Cooking with Tea - The Basics

Jul 03, 2020

Joerg Mueller

In a cup of tea, there is more than our vain philosophical ideas: it encapsulates an ancient and healthy habit.

According to an old legend, traditional tea (leaf infusion of Camellia Sinensis) was discovered by chance by the Chinese emperor Shen-Nung, known as a divine farmer, in the middle of 2750 BC.

From that time to this day,  the fame of the infusion gave rise to an innumerous number of variations and now we are able to find white, green and black tea, as well as herbal, fruit and or flower infusions that can be served hot or cold.

Besides being an amazing drink, there are countless ways to use tea in cooking. Let's try some?

Tea as a spice:

Simply grind tea leaves in a pepper mill (I personally recommend Oolong) and combine with white pepper. This makes an unbelievably delicious rub, perfect for a steak or a pork chop. The tea adds a wonderfully fresh Asian-cuisine nuance to this otherwise ordinary meal.

Tea as a marinade:

Wondering what to do with that extra Earl Grey tea left in the teapot at the end of teatime? Don't dump it.... Use it! Try adding it to your favourite marinade for chicken breasts for an out-of-this-world addition that will be sure to have your guests wondering the source of the mysterious (yet familiar) flavour.

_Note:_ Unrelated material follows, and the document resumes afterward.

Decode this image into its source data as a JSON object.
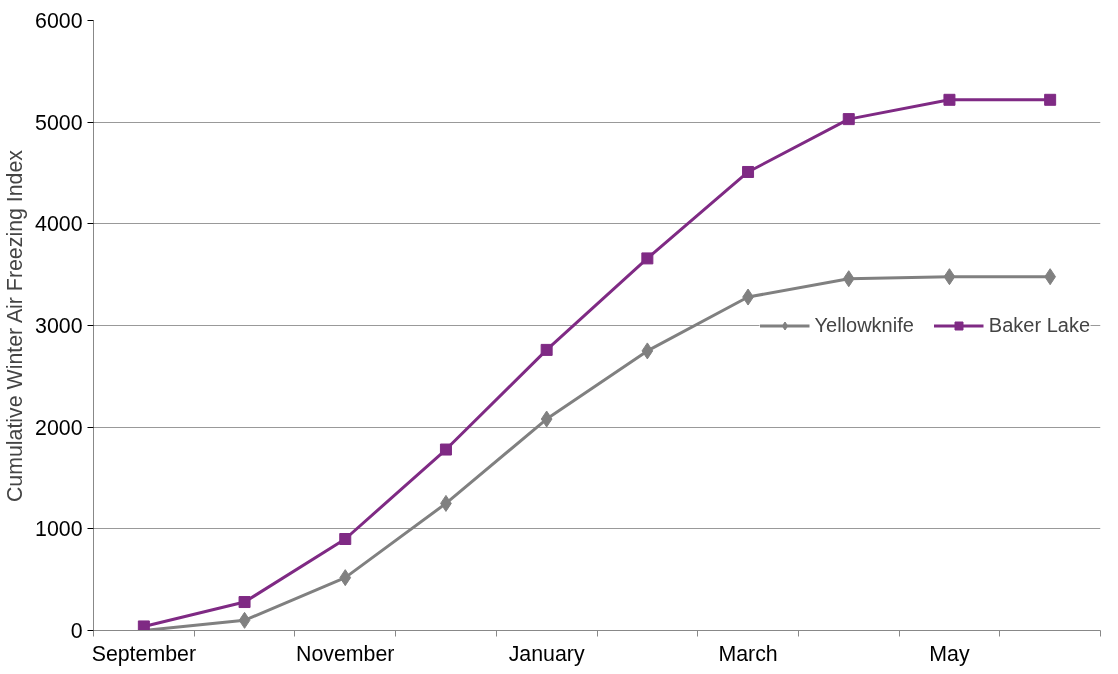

As a vegetarian digression, tea marinated tofu is a wonderful substitution in this dish.

Tea as a tenderizer:

Among tea's many benefits and effects, it is an efficient tenderizer. Want to get that falls-off-the-bone, melts-in-your-mouth effect for that dish that is great, but could be even better? Try adding some tea! Not to be camellia-exclusive, Rooibos "Red" tea has been shown to have similar results and may add yet another unique nuance for your culinary delights.

Tea as an oil:

Cooking with tea is not exclusive to tea leaves. Although it has been used for centuries throughout Asia, Tea Oil is only now making its way into Western Cuisine. Made from the seeds of the tea plant, this relatively neutral-tasting oil has shown to have a plethora of uses in itself. From a base to salad dressing to the perfect sauté oil (due to the very high flash point) and more, Tea Oil has become a popular substitute to more traditional vegetable and canola oils.

Tea as an aromatic:

Although many chefs are nearly as hesitant as magicians to divulge their gastronomic tricks, Chef Lamach (whose cooking many have described as magical) revealed one of his cooking secrets. "In cooking," he says, "one has to pay close attention to the retro-nasal aromatics - the flavour you get in the cavity of your nasal passage. This is the true flavour that will always come through in your food and therefore must be complemented." 

Tea is the perfect complement to many flavours, filled with rich and subtle aromatics. Adding a touch of Jasmine tea to a rice dish will add many different interesting levels of smell and flavour that are sure to impress.

Final Tips for cooking with tea:

- Buy only high-quality tea, whole leaves and premium brands;

- If you don't have loose leaves, cut the tea bags and use the loose herb;

- Store the tea in an airtight container in a cool, dark place;

- Every tea requires specific preparation, so pay attention to the preparation suggestion;

- Prepare the tea as if it were to drink;

- Changing the water for fresh tea is a great way to add flavour to soups, stews and stews;

- When making pasta, rice, risotto, quinoa or any grain or vegetables, traditionally cooked in water, choose a tea and replace the water with it;

- Add a large number of tea leaves, along with all other ingredients, to the soup broth. Cook until done, then strain;

- To use tea as a seasoning, choose a coffee or spice grinder. Then add directly to the sauces, baked goods or even to infuse in butter, oil and salts.